La recuperación básica del equilibrio hormonal lleva unas 4–6 semanas, pero el regreso real del deseo sexual varía de una mujer a otra: desde unos meses hasta un año o más, especialmente durante la lactancia, cuando la prolactina alta suprime el deseo de forma natural. No es una anomalía, sino una norma fisiológica.
¿Puede el estrés acabar por completo con el deseo sexual?
Sí. El estrés crónico eleva el cortisol, altera la síntesis de hormonas sexuales y mantiene al sistema nervioso en modo «luchar o huir», bloqueando la respuesta parasimpática responsable de la excitación. Mientras el nivel de estrés sea alto, intentar «encender» el deseo por fuerza de voluntad no suele funcionar: primero hay que bajar la tensión general.
¿Qué hormonas conviene revisar si la libido no vuelve?
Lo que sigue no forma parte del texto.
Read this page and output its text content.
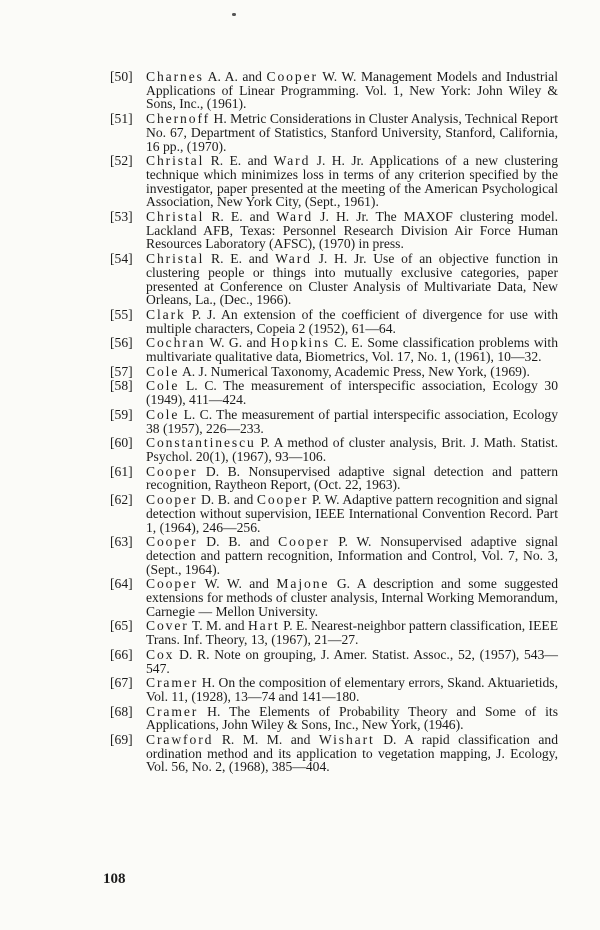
[50] Charnes A. A. and Cooper W. W. Management Models and Industrial Applications of Linear Programming. Vol. 1, New York: John Wiley & Sons, Inc., (1961).
[51] Chernoff H. Metric Considerations in Cluster Analysis, Technical Report No. 67, Department of Statistics, Stanford University, Stanford, California, 16 pp., (1970).
[52] Christal R. E. and Ward J. H. Jr. Applications of a new clustering technique which minimizes loss in terms of any criterion specified by the investigator, paper presented at the meeting of the American Psychological Association, New York City, (Sept., 1961).
[53] Christal R. E. and Ward J. H. Jr. The MAXOF clustering model. Lackland AFB, Texas: Personnel Research Division Air Force Human Resources Laboratory (AFSC), (1970) in press.
[54] Christal R. E. and Ward J. H. Jr. Use of an objective function in clustering people or things into mutually exclusive categories, paper presented at Conference on Cluster Analysis of Multivariate Data, New Orleans, La., (Dec., 1966).
[55] Clark P. J. An extension of the coefficient of divergence for use with multiple characters, Copeia 2 (1952), 61—64.
[56] Cochran W. G. and Hopkins C. E. Some classification problems with multivariate qualitative data, Biometrics, Vol. 17, No. 1, (1961), 10—32.
[57] Cole A. J. Numerical Taxonomy, Academic Press, New York, (1969).
[58] Cole L. C. The measurement of interspecific association, Ecology 30 (1949), 411—424.
[59] Cole L. C. The measurement of partial interspecific association, Ecology 38 (1957), 226—233.
[60] Constantinescu P. A method of cluster analysis, Brit. J. Math. Statist. Psychol. 20(1), (1967), 93—106.
[61] Cooper D. B. Nonsupervised adaptive signal detection and pattern recognition, Raytheon Report, (Oct. 22, 1963).
[62] Cooper D. B. and Cooper P. W. Adaptive pattern recognition and signal detection without supervision, IEEE International Convention Record. Part 1, (1964), 246—256.
[63] Cooper D. B. and Cooper P. W. Nonsupervised adaptive signal detection and pattern recognition, Information and Control, Vol. 7, No. 3, (Sept., 1964).
[64] Cooper W. W. and Majone G. A description and some suggested extensions for methods of cluster analysis, Internal Working Memorandum, Carnegie — Mellon University.
[65] Cover T. M. and Hart P. E. Nearest-neighbor pattern classification, IEEE Trans. Inf. Theory, 13, (1967), 21—27.
[66] Cox D. R. Note on grouping, J. Amer. Statist. Assoc., 52, (1957), 543—547.
[67] Cramer H. On the composition of elementary errors, Skand. Aktuarietids, Vol. 11, (1928), 13—74 and 141—180.
[68] Cramer H. The Elements of Probability Theory and Some of its Applications, John Wiley & Sons, Inc., New York, (1946).
[69] Crawford R. M. M. and Wishart D. A rapid classification and ordination method and its application to vegetation mapping, J. Ecology, Vol. 56, No. 2, (1968), 385—404.
108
Tiene sentido evaluar el nivel de testosterona (es importante para la libido femenina), estrógeno, progesterona, prolactina, hormonas tiroideas y cortisol. También conviene hablar con el médico sobre el uso de antidepresivos y anticonceptivos hormonales, ya que pueden disminuir el deseo como efecto secundario.
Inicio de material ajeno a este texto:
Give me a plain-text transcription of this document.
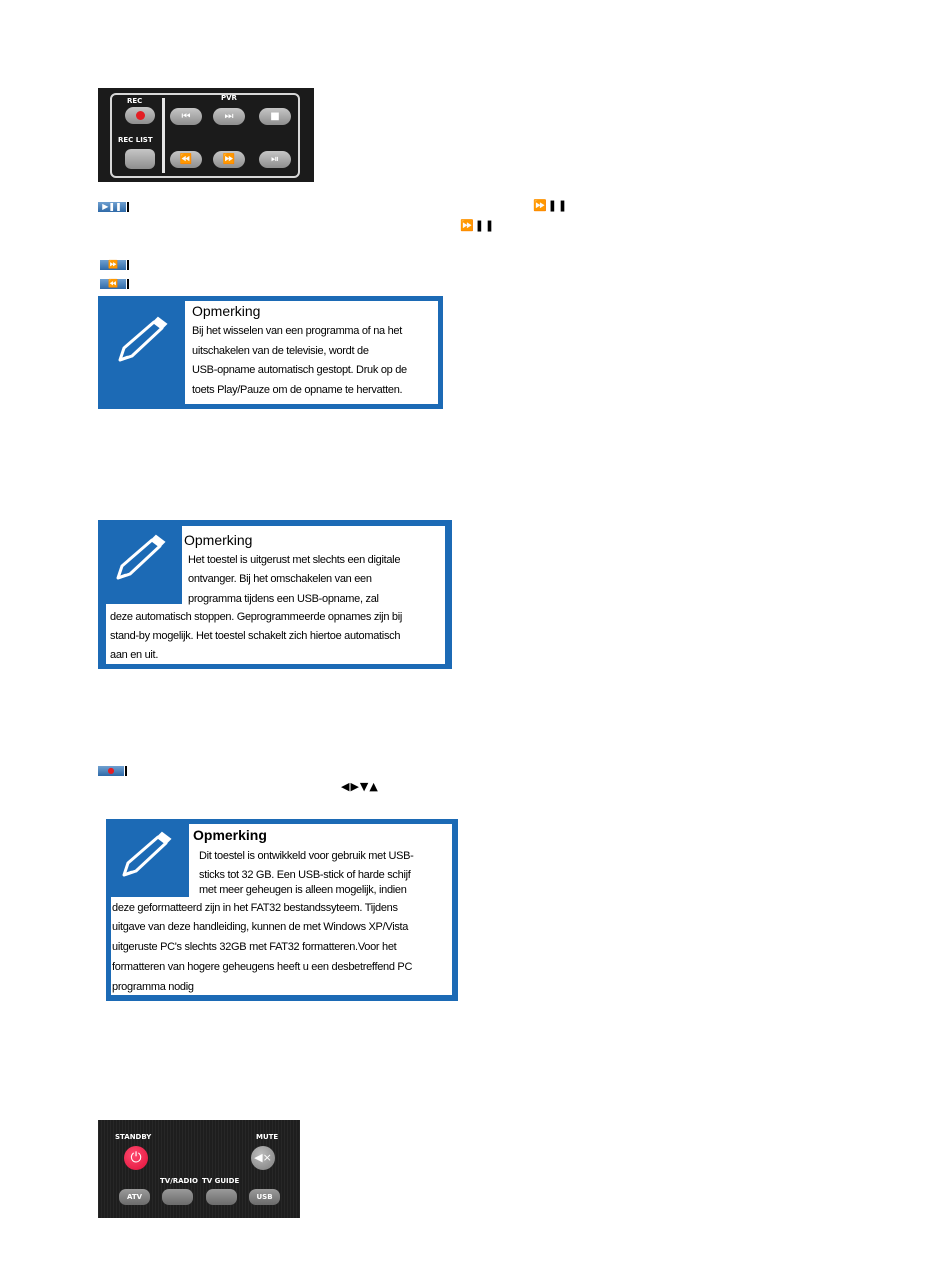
REC
REC LIST
PVR
⏮	⏭	■
⏪	⏩	⏯
▶❚❚	⏩❚❚
⏩❚❚
⏩
⏪
Opmerking
Bij het wisselen van een programma of na het
uitschakelen van de televisie, wordt de
USB-opname automatisch gestopt. Druk op de
toets Play/Pauze om de opname te hervatten.
Opmerking
Het toestel is uitgerust met slechts een digitale
ontvanger. Bij het omschakelen van een
programma tijdens een USB-opname, zal
deze automatisch stoppen. Geprogrammeerde opnames zijn bij
stand-by mogelijk. Het toestel schakelt zich hiertoe automatisch
aan en uit.
●
◀▶▼▲
Opmerking
Dit toestel is ontwikkeld voor gebruik met USB-
sticks tot 32 GB. Een USB-stick of harde schijf
met meer geheugen is alleen mogelijk, indien
deze geformatteerd zijn in het FAT32 bestandssyteem. Tijdens
uitgave van deze handleiding, kunnen de met Windows XP/Vista
uitgeruste PC's slechts 32GB met FAT32 formatteren.Voor het
formatteren van hogere geheugens heeft u een desbetreffend PC
programma nodig
STANDBY	MUTE
⏻	◀×
TV/RADIO TV GUIDE
ATV	USB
¿Cómo recuperar la intimidad tras una larga pausa sin sexo?
Empieza por prácticas en solitario y por reconectar con tu cuerpo sin presión por el resultado. Desplaza el foco del «sexo correcto» a la exploración de las sensaciones. Si estás en pareja, una conversación honesta sobre lo que está pasando casi siempre es el punto de partida para recuperar la intimidad.
¿Es normal no querer tener sexo con la pareja después del parto, aunque los sentimientos no hayan cambiado?
Es absolutamente normal. La oxitocina alta por el contacto con el bebé cubre en gran medida la necesidad de cercanía táctil, y la prolactina alta suprime el deseo. Es fisiología, no un enfriamiento hacia la pareja. Ayudan la conversación, el contacto físico sin connotación sexual y la paciencia contigo misma.